In light of the above, APRRN urgently calls on the Government of India to:

  • Immediately cease the arrest and detention of people seeking asylum and refugees who are under or seeking the protection of the United Nations;
  • Retract the Ministry of Home Affairs advisory dated 8 August 2017 to detain and deport all Rohingya refugees in India;
  • Adopt a more inclusive border control policy and recognise asylum seekers and refugees as special classes of foreigners (as in the case of “survivors of trafficking”) exempting them from the purview of the 1946 Foreigners Act;
  • Implement the recommendations made in the Joint Submission to the Universal Periodic Review (UPR) made by Global Detention Project, Asia Pacific Refugee Rights Network and World Organisation Against Torture (OMCT) in November 2022 on issues related to immigration-related detention and asylum.
  • Ensure that vulnerable populations including women, children, and refugees are not detained and are afforded necessary protections and access to healthcare including mental health counseling for survivors of trauma;
  • Release the arbitrarily detained Rohingya refugees in Jammu, Uttar Pradesh and other parts of the country, especially those who have served their sentences;
  • Respect the rule of law and India’s obligations under domestic and international law.

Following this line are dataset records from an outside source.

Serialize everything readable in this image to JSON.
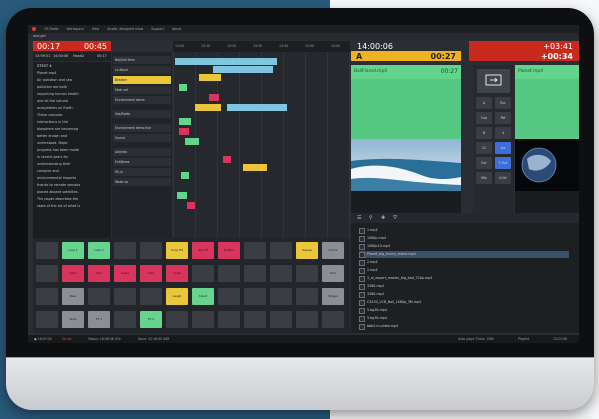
{
  "menubar": {
    "app": "OS Radio",
    "items": [
      "Workspace",
      "Help",
      "Studio, designed show",
      "Support",
      "About"
    ]
  },
  "subbar": {
    "label": "one.gbl"
  },
  "left": {
    "time_left": "00:17",
    "time_right": "00:45",
    "head": [
      "13:59:31",
      "14:00:06",
      "Head2",
      "00:17"
    ],
    "script_title": "STEST 4",
    "script_lines": [
      "Planet.mp4",
      "Air pollution and sea",
      "pollution are both",
      "impacting human health",
      "and all the natural",
      "ecosystems on Earth.",
      "These complex",
      "interactions in the",
      "biosphere are becoming",
      "better known and",
      "understood. Major",
      "progress has been made",
      "in recent years for",
      "understanding their",
      "complex and",
      "environmental impacts",
      "thanks to remote sensors",
      "placed aboard satellites.",
      "The paper describes the",
      "state of the art of what is"
    ]
  },
  "playlist": {
    "items": [
      "Ball/fall 5min",
      "Lo-Band",
      "Breaker",
      "Main set",
      "Environment demo",
      "Vox/Radio",
      "Environment demo live",
      "Sound",
      "Ad/intro",
      "Ext/News",
      "Fill-in",
      "Wake up"
    ]
  },
  "timeline": {
    "ticks": [
      "13:00",
      "13:10",
      "13:20",
      "13:30",
      "13:40",
      "13:50",
      "14:00"
    ]
  },
  "right": {
    "clock": "14:00:06",
    "countdown": "+03:41",
    "deck_a_letter": "A",
    "deck_a_time": "00:27",
    "deck_b_time": "+00:34",
    "deck_a_file": "BallFlared.mp4",
    "deck_a_duration": "00:27",
    "deck_b_file": "Planet.mp4",
    "deck_b_duration": "",
    "controls": [
      "A",
      "Esc",
      "Cue",
      "Pst",
      "B",
      "4",
      "12",
      "Ins",
      "Ext",
      "F-Out",
      "Mix",
      "0:00"
    ]
  },
  "pads": {
    "labels": [
      "Loop 1",
      "Loop 2",
      "Loop 3",
      "Loop 4",
      "Vinyl Hit",
      "Top Hit",
      "Fanfare",
      "Sweep",
      "Chime",
      "Alarm",
      "Kick",
      "Snare",
      "Clap",
      "Crash",
      "Intro",
      "Bass",
      "Laugh",
      "Shout",
      "Stinger",
      "Wipe",
      "FX 1",
      "FX 2"
    ]
  },
  "files": {
    "tools": [
      "☰",
      "⚲",
      "✚",
      "⛛"
    ],
    "items": [
      "1.mp4",
      "1080p.mp4",
      "1080p10.mp4",
      "Planet_big_bunny_trailer.mp4",
      "2.mp4",
      "2.mp4",
      "3_ai_export_master_big_bad_720p.mp4",
      "3360.mp4",
      "3360.mp4",
      "C5430_VCB_Ball_1080p_3M.mp4",
      "5.bg20.mp4",
      "5.bg30.mp4",
      "bbb2.m-video.mp4"
    ],
    "selected_index": 3
  },
  "status": {
    "items": [
      "● 16:07:00",
      "On Air",
      "Status: 16:08:46 4Tb",
      "Done: 32:18:00 ASR",
      "Auto plays 72min 128h",
      "Playlist",
      "13:21:08"
    ]
  },
  "colors": {
    "accent_red": "#c92a1e",
    "deck_yellow": "#f0b21f",
    "cue_green": "#63d48b",
    "pink": "#d9345e"
  }
}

Where refugees are detained, APRRN calls on the Government of India to:

  • Engage with national and independent human rights monitoring mechanisms to ensure transparency in the immigration detention system and keep check on conditions of detention;
  • Conduct independent evaluations of conditions of detention across detention centres and ensure that where they are not in consonance with international standards, appropriate actionis taken to ensure the right to dignity of all detainees;

Asia Pacific Refugee Right Network:

Hafsar Tameesuddin

Co-Secretary General, APRRN,



Chris Lewa

Deputy Chair, Rohingya Working Group, APRRN,



The Asia Pacific Refugee Rights Network (APRRN) is a network of over 250 civil society organisations and individuals from 30 countries committed to advancing the rights of refugees in the Asia Pacific region. APRRN aims to advance the rights of refugees and other people in need of protection through joint advocacy, capacity strengthening, resource sharing and outreach.